The discovery of Borges by the anglophone world took place in the early 1960s. There was something disturbing about this little-known Argentine's writing, a playful but profound reworking of received themes and stories, with a Latin American addition of fantasy. For a profound thinker, Borges was strangely preoccupied with R L Stevenson and Kipling, with dreams, with labyrinths, with mirrors, with detective stories, with arcane trivia and, most peculiar of all, with gaucho knife-fighters.

However difficult it was for the more prosaic to come to terms with these disparate elements, no-one was in any doubt that, on the strength of Ficciones, Borges was a great writer. This new collection, translated by Andrew Hurley, contains all of his stories from various editions of his work, which have overlapped one another in the past but never been published in a single volume in English. Hurley offers comprehensive and warm notes to explain various references, and there are Borges's own introductions and notes to add both information and ambiguity to what is a glittering and ironic collection.

The stories come from eight previous collections including Ficciones, which was published in 1944, but not translated into English until l962. The last section, "Shakespeare's Memory", was published in 1983. Borges says that he spent much of his life obsessively playing with "a few ideas". Indeed these ideas can be seen to run like a thread through the 50 years of Borges's writing. But they provided him with a unique way of looking at the world and the nature of human striving.

There are, of course, the famous stories like "The South", which Borges says, playfully, may be his best story, but there are also exquisite meditations such as "Borges and I" which is about his fame and the sense of separation this has produced from his real self, and "A Prayer" about the nature of mortality. The greatest joy of this collection is that it gives an insight into the complex and delightful character of Borges's mind over those many years. Although he professes to change in later years from "baroque" to realist writer, and although he claims to prefer Protestant pragmatism to romantic extravagance, there is at the heart of everything he writes a kind of sacred mystery. So often do his characters - almost invariably men - try to dream themselves into a different state, that we see plainly why Borges has been saddled with the charge of being the father of magic realism. When Isabel Allende said that in Latin America "we walk along the borderline of fantasy, to incorporate the subjective into daily life," she might have been talking of Borges.

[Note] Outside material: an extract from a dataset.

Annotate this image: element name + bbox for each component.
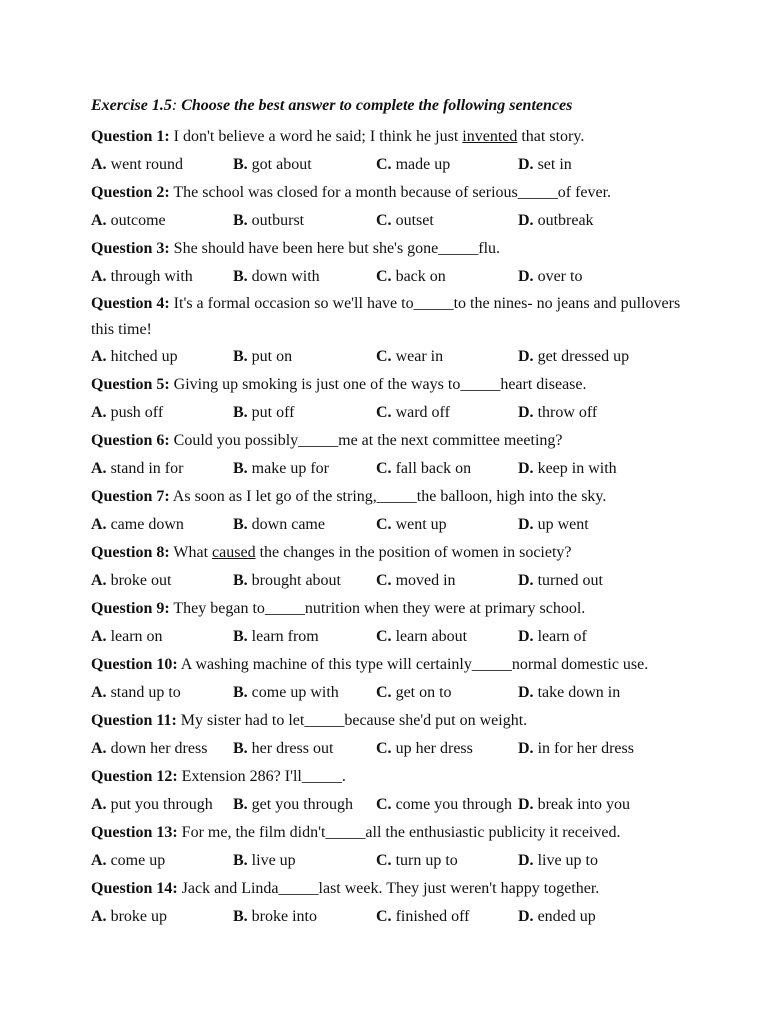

Yet having read this collection, I see that there is an irony in Borges that is lacking in many magic realists, including Allende: Borges seems to be more interested in the longing for transcendence that characterises humans than in magical states. The gaucho knife-fighter is, in all his strange machismo, a sort of angel of death, a person with a higher destiny, quite at odds with the squalid world in which he lives. And like most of Borges's stories, his gaucho tales are set in the not-too-distant past which corresponds more to his reading than to history, as if the youthful Borges applied what he read from so many sources, to what he found in Argentina. So detectives become magical and gangsters are mythologised.

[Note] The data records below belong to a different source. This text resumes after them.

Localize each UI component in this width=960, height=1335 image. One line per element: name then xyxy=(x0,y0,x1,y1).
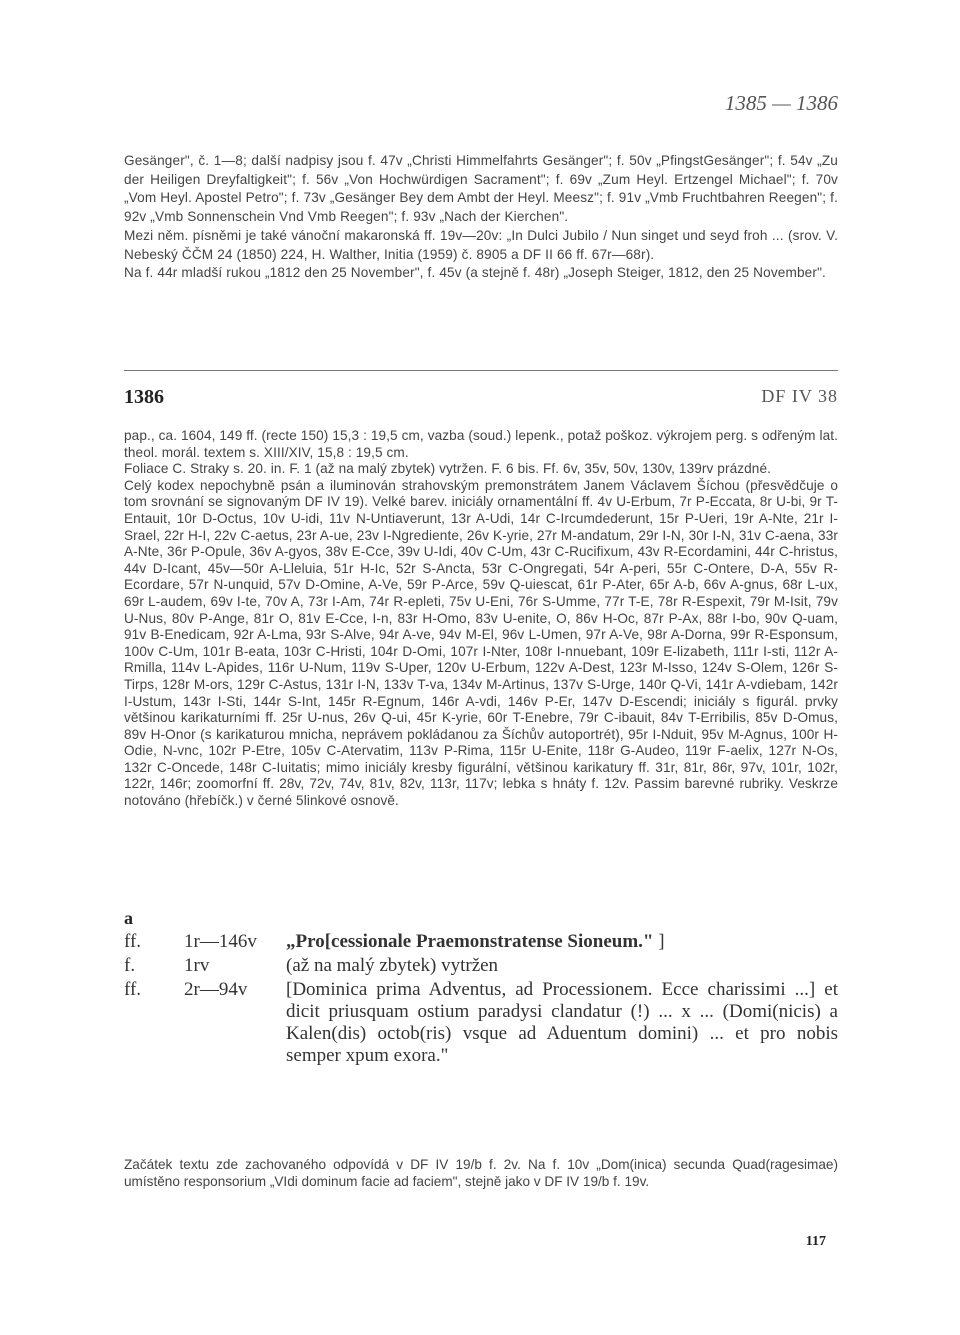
contents-item xyxy=(124,979,838,1067)
item-folio: 1rv xyxy=(184,955,210,976)
previous-entry-paragraph: Gesänger", č. 1—8; další nadpisy jsou f. 47v „Christi Himmelfahrts Gesänger"; f. 50v „PfingstGesänger"; f. 54v „Zu der Heiligen Dreyfaltigkeit"; f. 56v „Von Hochwürdigen Sacrament"; f. 69v „Zum Heyl. Ertzengel Michael"; f. 70v „Vom Heyl. Apostel Petro"; f. 73v „Gesänger Bey dem Ambt der Heyl. Meesz"; f. 91v „Vmb Fruchtbahren Reegen"; f. 92v „Vmb Sonnenschein Vnd Vmb Reegen"; f. 93v „Nach der Kierchen". xyxy=(124,153,838,225)
item-title: „Pro[cessionale Praemonstratense Sioneum." xyxy=(286,931,654,952)
item-folio: 2r—94v xyxy=(184,979,248,1000)
section-note xyxy=(124,1157,838,1190)
item-prefix: ff. xyxy=(124,931,142,952)
running-head: 1385 — 1386 xyxy=(724,91,838,115)
note-paragraph: Začátek textu zde zachovaného odpovídá v DF IV 19/b f. 2v. Na f. 10v „Dom(inica) secunda Quad(ragesimae) umístěno responsorium „VIdi dominum facie ad faciem", stejně jako v DF IV 19/b f. 19v. xyxy=(124,1157,838,1189)
previous-entry-text xyxy=(124,152,838,283)
section-letter: a xyxy=(124,908,133,928)
item-text: (až na malý zbytek) vytržen xyxy=(286,955,499,976)
contents-list xyxy=(124,931,838,1069)
item-prefix: f. xyxy=(124,955,136,976)
section-divider xyxy=(124,370,838,371)
description-paragraph: Celý kodex nepochybně psán a iluminován strahovským premonstrátem Janem Václavem Šíchou (přesvědčuje o tom srovnání se signovaným DF IV 19). Velké barev. iniciály ornamentální ff. 4v U-Erbum, 7r P-Eccata, 8r U-bi, 9r T-Entauit, 10r D-Octus, 10v U-idi, 11v N-Untiaverunt, 13r A-Udi, 14r C-Ircumdederunt, 15r P-Ueri, 19r A-Nte, 21r I-Srael, 22r H-I, 22v C-aetus, 23r A-ue, 23v I-Ngrediente, 26v K-yrie, 27r M-andatum, 29r I-N, 30r I-N, 31v C-aena, 33r A-Nte, 36r P-Opule, 36v A-gyos, 38v E-Cce, 39v U-Idi, 40v C-Um, 43r C-Rucifixum, 43v R-Ecordamini, 44r C-hristus, 44v D-Icant, 45v—50r A-Lleluia, 51r H-Ic, 52r S-Ancta, 53r C-Ongregati, 54r A-peri, 55r C-Ontere, D-A, 55v R-Ecordare, 57r N-unquid, 57v D-Omine, A-Ve, 59r P-Arce, 59v Q-uiescat, 61r P-Ater, 65r A-b, 66v A-gnus, 68r L-ux, 69r L-audem, 69v I-te, 70v A, 73r I-Am, 74r R-epleti, 75v U-Eni, 76r S-Umme, 77r T-E, 78r R-Espexit, 79r M-Isit, 79v U-Nus, 80v P-Ange, 81r O, 81v E-Cce, I-n, 83r H-Omo, 83v U-enite, O, 86v H-Oc, 87r P-Ax, 88r I-bo, 90v Q-uam, 91v B-Enedicam, 92r A-Lma, 93r S-Alve, 94r A-ve, 94v M-El, 96v L-Umen, 97r A-Ve, 98r A-Dorna, 99r R-Esponsum, 100v C-Um, 101r B-eata, 103r C-Hristi, 104r D-Omi, 107r I-Nter, 108r I-nnuebant, 109r E-lizabeth, 111r I-sti, 112r A-Rmilla, 114v L-Apides, 116r U-Num, 119v S-Uper, 120v U-Erbum, 122v A-Dest, 123r M-Isso, 124v S-Olem, 126r S-Tirps, 128r M-ors, 129r C-Astus, 131r I-N, 133v T-va, 134v M-Artinus, 137v S-Urge, 140r Q-Vi, 141r A-vdiebam, 142r I-Ustum, 143r I-Sti, 144r S-Int, 145r R-Egnum, 146r A-vdi, 146v P-Er, 147v D-Escendi; iniciály s figurál. prvky většinou karikaturními ff. 25r U-nus, 26v Q-ui, 45r K-yrie, 60r T-Enebre, 79r C-ibauit, 84v T-Erribilis, 85v D-Omus, 89v H-Onor (s karikaturou mnicha, neprávem pokládanou za Šíchův autoportrét), 95r I-Nduit, 95v M-Agnus, 100r H-Odie, N-vnc, 102r P-Etre, 105v C-Atervatim, 113v P-Rima, 115r U-Enite, 118r G-Audeo, 119r F-aelix, 127r N-Os, 132r C-Oncede, 148r C-Iuitatis; mimo iniciály kresby figurální, většinou karikatury ff. 31r, 81r, 86r, 97v, 101r, 102r, 122r, 146r; zoomorfní ff. 28v, 72v, 74v, 81v, 82v, 113r, 117v; lebka s hnáty f. 12v. Passim barevné rubriky. Veskrze notováno (hřebíčk.) v černé 5linkové osnově. xyxy=(124,477,838,809)
item-prefix: ff. xyxy=(124,979,142,1000)
contents-item xyxy=(124,955,838,977)
item-content xyxy=(286,931,838,953)
contents-item xyxy=(124,931,838,953)
previous-entry-paragraph: Na f. 44r mladší rukou „1812 den 25 November", f. 45v (a stejně f. 48r) „Joseph Steiger, 1812, den 25 November". xyxy=(124,265,826,281)
item-folio: 1r—146v xyxy=(184,931,257,952)
entry-number: 1386 xyxy=(124,386,164,408)
item-content xyxy=(286,979,838,1067)
page-number: 117 xyxy=(805,1234,826,1249)
description-paragraph: pap., ca. 1604, 149 ff. (recte 150) 15,3 : 19,5 cm, vazba (soud.) lepenk., potaž poškoz. výkrojem perg. s odřeným lat. theol. morál. textem s. XIII/XIV, 15,8 : 19,5 cm. xyxy=(124,428,838,460)
item-text: ] xyxy=(658,931,665,952)
previous-entry-paragraph: Mezi něm. písněmi je také vánoční makaronská ff. 19v—20v: „In Dulci Jubilo / Nun singet und seyd froh ... (srov. V. Nebeský ČČM 24 (1850) 224, H. Walther, Initia (1959) č. 8905 a DF II 66 ff. 67r—68r). xyxy=(124,227,838,262)
item-content xyxy=(286,955,838,977)
entry-description xyxy=(124,428,838,810)
shelf-signature: DF IV 38 xyxy=(761,386,838,406)
description-paragraph: Foliace C. Straky s. 20. in. F. 1 (až na malý zbytek) vytržen. F. 6 bis. Ff. 6v, 35v, 50v, 130v, 139rv prázdné. xyxy=(124,461,771,477)
item-text: [Dominica prima Adventus, ad Processionem. Ecce charissimi ...] et dicit priusquam ostium paradysi clandatur (!) ... x ... (Domi(nicis) a Kalen(dis) octob(ris) vsque ad Aduentum domini) ... et pro nobis semper xpum exora." xyxy=(286,979,838,1066)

Borges's characters dream, like South American Indians, because they aspire to some higher state of consciousness, as in the extraordinary "Blue Tigers". Yet in these dreams, we find planted there by Borges shards and fragments of literature belonging to Kipling and Wilde and above all to Stevenson.

Nobody before Borges had ever attempted this strange and wonderful mixture of arcana, popular literature, national myth, the nature of time and classical themes. Now we can see it in all its intense and disturbing brilliance, certain that we will never see anything like it again.